壱町田湿地の様子 2026年1月20日
年末に寒波の到来があったものの、令和8年の知多地方の年明けは穏やかな天候に恵まれました。冬型の気圧配置で降水量が少ないので湿地の地下水位はとても低い状態が続いています。B湿地で咲いていたウメバチソウは12月末で咲き終わり、湿地は冬枯れの時期に入りました。

ウメバチソウが咲き終わったB湿地の様子です。写真奥の方は枯草の刈取りが終わっているので裸地に近い状態です。手前の方はウメバチソウがまだ実をつけているので、種が落ちるまで草刈りはせず残してあります。1月の下旬から2月の上旬に草を刈り、裸地に近い状態にして春を待ちます。

C湿地では枯草の陰で地面に張り付くようにしてカンアオイ(ウマノスズクサ科)の花が咲いています。カンアオイは日本固有種で、ギフチョウの幼虫の食草としても知られています。柿のへたのように見える茶色っぽい花ですが、花弁のように見えるのは、がく片です。冬でも葉が緑であり、葉の形が葵に似ていることから寒葵と名付けられたようです。

冬の時期の保全作業で欠かせないのが混み入った雑木林の手入れです。昭和の初め頃のこの辺りの風景が映った写真を見ると、木があまりないはげ山のような状態でした。貧栄養の丘陵地にマツが育ち、マツ林から常緑照葉樹の森へと遷移していくのでしょうが、知多半島ではマツ枯れの被害もあって今ではマツ林が見られる場所はあまりありません。壱町田ではマツの群落を残しつつ里山の景観を保全していくようにしています。

12月26日に行われた小中学生ボランティア活動では、間伐した木や枝を処理する作業に取り組みました。幹の部分は40センチ程の長さに切って薪などとして使えるようにしたり、細めの枝は破砕機でチップ化して広場に撒いたりしました。間伐材の枝葉は処理業者に持ち込むことも多いのですが、自分たちの手で再利用することも学んでほしいと思います。
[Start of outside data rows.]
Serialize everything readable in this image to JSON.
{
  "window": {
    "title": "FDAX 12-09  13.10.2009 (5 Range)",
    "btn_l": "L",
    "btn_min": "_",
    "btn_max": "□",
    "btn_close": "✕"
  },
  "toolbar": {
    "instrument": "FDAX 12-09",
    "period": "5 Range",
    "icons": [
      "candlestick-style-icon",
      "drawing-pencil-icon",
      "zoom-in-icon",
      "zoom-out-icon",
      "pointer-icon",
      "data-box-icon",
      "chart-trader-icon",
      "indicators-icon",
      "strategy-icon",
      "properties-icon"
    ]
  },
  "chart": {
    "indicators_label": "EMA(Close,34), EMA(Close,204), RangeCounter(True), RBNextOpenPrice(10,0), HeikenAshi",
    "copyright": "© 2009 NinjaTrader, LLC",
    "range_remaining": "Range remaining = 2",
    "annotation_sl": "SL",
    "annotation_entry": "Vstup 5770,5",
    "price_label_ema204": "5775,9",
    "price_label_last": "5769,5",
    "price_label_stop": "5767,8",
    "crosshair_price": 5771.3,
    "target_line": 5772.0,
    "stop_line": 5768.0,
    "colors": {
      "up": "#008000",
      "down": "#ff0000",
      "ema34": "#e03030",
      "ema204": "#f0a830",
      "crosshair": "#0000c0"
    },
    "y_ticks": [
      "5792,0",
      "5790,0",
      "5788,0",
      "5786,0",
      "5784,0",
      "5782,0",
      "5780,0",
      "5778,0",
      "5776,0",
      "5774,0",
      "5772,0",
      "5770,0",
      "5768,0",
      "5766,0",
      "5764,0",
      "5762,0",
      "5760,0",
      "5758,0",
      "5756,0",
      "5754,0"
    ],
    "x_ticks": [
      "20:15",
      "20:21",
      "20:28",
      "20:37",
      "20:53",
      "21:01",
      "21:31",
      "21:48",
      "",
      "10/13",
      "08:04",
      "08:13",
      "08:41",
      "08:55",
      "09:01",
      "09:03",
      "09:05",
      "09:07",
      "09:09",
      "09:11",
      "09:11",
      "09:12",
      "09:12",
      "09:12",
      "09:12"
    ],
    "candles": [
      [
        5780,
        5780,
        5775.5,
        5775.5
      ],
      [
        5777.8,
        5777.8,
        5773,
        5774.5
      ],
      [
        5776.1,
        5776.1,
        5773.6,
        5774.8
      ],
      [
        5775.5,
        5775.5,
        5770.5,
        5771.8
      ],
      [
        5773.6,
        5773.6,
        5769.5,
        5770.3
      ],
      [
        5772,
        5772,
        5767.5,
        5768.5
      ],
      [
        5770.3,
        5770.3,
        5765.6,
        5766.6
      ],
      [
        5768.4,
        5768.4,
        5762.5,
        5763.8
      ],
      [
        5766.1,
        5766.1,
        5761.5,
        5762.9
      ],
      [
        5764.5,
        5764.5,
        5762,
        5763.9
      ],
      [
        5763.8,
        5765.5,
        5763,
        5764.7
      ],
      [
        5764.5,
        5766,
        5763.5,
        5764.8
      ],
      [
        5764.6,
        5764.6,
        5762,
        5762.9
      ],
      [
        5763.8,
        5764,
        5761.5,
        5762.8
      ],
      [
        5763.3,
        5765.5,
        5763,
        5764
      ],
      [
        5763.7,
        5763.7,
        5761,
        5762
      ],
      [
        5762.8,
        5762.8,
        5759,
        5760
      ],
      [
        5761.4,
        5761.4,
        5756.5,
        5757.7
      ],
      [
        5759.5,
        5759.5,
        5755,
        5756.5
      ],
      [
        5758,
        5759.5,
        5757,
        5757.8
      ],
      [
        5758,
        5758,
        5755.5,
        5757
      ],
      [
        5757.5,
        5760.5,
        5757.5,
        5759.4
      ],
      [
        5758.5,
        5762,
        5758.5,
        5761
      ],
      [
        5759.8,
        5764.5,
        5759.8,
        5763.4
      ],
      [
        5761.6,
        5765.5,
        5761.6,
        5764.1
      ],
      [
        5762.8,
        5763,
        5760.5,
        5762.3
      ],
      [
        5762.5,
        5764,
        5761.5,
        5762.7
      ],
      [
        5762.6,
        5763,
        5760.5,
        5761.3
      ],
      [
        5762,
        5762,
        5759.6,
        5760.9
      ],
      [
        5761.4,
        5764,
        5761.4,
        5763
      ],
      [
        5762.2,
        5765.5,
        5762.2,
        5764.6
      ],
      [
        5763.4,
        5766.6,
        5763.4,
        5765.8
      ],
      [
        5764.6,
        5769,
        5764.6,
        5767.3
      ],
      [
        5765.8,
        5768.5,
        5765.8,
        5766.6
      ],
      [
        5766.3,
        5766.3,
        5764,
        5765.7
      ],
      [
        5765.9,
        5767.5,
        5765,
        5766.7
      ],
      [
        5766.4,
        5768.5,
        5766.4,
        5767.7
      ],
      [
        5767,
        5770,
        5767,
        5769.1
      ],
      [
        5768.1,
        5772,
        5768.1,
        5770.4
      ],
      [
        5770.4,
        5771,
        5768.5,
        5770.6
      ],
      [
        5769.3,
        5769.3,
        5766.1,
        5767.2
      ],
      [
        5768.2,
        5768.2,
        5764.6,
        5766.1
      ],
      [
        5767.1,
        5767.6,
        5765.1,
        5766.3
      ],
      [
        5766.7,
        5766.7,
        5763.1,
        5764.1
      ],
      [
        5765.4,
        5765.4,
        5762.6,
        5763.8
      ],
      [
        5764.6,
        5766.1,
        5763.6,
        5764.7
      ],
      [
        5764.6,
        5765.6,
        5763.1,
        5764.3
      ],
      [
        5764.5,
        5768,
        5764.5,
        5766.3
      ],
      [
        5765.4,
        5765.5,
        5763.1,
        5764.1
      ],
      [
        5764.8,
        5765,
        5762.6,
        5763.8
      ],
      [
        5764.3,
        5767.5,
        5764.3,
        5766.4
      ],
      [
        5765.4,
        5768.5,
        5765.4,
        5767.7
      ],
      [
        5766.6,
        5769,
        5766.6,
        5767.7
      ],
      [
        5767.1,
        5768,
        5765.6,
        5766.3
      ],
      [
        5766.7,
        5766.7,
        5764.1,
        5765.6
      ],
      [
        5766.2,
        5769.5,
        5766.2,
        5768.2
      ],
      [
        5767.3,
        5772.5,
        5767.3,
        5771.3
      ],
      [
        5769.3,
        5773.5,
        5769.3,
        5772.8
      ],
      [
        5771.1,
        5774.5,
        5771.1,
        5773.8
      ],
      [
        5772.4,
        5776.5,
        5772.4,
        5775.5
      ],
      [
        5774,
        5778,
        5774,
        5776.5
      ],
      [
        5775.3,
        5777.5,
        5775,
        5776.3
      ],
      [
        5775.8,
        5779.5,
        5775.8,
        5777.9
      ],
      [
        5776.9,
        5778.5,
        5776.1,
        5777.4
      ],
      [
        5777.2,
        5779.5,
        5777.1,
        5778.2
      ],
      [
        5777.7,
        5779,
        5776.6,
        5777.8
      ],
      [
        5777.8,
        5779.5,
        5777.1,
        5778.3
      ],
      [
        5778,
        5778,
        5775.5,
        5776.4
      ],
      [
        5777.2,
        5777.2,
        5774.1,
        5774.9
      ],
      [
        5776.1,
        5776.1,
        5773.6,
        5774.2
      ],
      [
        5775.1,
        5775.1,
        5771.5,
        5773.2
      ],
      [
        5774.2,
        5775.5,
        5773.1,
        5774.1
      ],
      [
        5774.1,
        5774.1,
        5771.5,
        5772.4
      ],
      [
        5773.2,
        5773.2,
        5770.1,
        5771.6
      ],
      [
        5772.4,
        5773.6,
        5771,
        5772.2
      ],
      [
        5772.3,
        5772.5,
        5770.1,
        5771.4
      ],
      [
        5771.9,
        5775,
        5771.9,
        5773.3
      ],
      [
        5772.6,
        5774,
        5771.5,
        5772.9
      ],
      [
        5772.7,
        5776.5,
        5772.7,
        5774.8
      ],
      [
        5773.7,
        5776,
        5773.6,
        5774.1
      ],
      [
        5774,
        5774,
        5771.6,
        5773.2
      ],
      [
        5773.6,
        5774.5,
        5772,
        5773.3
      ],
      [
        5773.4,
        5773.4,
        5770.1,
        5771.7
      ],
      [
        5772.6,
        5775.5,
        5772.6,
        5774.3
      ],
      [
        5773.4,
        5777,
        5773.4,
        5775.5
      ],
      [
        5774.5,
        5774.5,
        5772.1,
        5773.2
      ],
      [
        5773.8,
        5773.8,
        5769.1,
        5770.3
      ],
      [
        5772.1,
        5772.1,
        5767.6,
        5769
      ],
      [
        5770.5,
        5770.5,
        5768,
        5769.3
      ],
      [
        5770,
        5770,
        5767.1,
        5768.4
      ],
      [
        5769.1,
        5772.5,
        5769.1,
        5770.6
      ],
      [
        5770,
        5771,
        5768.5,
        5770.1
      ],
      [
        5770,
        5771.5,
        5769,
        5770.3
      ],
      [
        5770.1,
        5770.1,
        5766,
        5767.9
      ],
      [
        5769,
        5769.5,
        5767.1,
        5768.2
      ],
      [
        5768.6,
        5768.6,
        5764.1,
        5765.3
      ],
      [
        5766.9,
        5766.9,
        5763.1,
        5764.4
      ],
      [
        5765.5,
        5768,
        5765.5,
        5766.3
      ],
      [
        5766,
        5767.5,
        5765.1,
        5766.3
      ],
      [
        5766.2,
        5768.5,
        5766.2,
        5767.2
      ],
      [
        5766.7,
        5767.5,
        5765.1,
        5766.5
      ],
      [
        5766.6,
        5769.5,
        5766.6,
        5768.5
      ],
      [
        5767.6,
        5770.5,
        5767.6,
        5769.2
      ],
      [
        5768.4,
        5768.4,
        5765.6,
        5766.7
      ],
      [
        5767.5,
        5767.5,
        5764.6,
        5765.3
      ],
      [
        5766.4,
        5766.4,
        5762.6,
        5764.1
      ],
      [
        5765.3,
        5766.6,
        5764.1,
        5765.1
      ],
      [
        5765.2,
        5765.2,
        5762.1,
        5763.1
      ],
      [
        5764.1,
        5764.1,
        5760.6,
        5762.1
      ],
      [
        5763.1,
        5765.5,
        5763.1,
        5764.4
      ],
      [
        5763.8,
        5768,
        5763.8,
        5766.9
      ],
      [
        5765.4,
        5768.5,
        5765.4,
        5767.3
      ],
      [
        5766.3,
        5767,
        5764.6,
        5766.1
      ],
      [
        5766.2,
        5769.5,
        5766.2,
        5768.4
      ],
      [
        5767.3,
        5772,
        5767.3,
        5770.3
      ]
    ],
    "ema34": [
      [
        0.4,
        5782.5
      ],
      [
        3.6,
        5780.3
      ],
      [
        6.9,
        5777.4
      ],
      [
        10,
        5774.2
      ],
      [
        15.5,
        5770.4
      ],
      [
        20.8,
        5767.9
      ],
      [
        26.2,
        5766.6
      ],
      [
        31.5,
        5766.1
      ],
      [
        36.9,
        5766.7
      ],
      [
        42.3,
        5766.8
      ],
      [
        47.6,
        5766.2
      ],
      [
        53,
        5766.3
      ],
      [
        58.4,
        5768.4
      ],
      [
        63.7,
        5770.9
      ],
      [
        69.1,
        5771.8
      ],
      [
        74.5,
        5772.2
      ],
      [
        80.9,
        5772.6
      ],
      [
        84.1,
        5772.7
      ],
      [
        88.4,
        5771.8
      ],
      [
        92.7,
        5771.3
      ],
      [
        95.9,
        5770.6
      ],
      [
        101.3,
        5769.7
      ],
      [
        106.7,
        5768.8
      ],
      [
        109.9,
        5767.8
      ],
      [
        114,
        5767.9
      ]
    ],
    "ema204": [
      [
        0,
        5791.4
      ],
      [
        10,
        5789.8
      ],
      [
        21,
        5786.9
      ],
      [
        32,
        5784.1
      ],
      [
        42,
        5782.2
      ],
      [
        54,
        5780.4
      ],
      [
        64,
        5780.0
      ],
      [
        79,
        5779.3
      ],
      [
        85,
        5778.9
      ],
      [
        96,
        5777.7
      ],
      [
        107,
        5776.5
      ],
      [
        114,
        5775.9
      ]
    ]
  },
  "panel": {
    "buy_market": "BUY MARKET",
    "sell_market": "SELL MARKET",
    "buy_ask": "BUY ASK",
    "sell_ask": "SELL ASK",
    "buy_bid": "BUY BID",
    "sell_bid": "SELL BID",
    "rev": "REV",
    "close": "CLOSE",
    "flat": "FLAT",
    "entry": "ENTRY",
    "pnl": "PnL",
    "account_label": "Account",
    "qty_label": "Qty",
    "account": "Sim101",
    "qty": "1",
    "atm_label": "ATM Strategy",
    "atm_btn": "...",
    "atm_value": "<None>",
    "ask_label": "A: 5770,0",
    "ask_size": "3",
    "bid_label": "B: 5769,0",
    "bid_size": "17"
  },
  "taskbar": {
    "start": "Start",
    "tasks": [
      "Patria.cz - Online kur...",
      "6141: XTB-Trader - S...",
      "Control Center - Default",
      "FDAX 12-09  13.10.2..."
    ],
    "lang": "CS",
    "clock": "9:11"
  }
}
壱町田湿地の駐車場の一角に積んだ間伐材の木材です。12月26日の作業で小中学生が切った分です。クスノキやヒサカキの材ですが、よろしければご利用ください。量はあまりありませんが、材が出来る度に積んでおく予定です。以前は町の広報でお知らせしたこともありましたが、今は自由に持ち帰っていただいてもかまいません。

輪切りにした間伐材とムクロジの実などを使って雛飾り風のフォトスタンドを作ってみました。愛知県内の博物館・資料館をめぐる「ひなまつりスタンプ・シールラリー」の記念品として、武豊町歴史民俗資料館の「ひな飾り展」開催中に、ブロック賞の景品としてお渡しする予定です。自然のものを使った手作りクラフトは一つ一つ表情が違い可愛いですよ。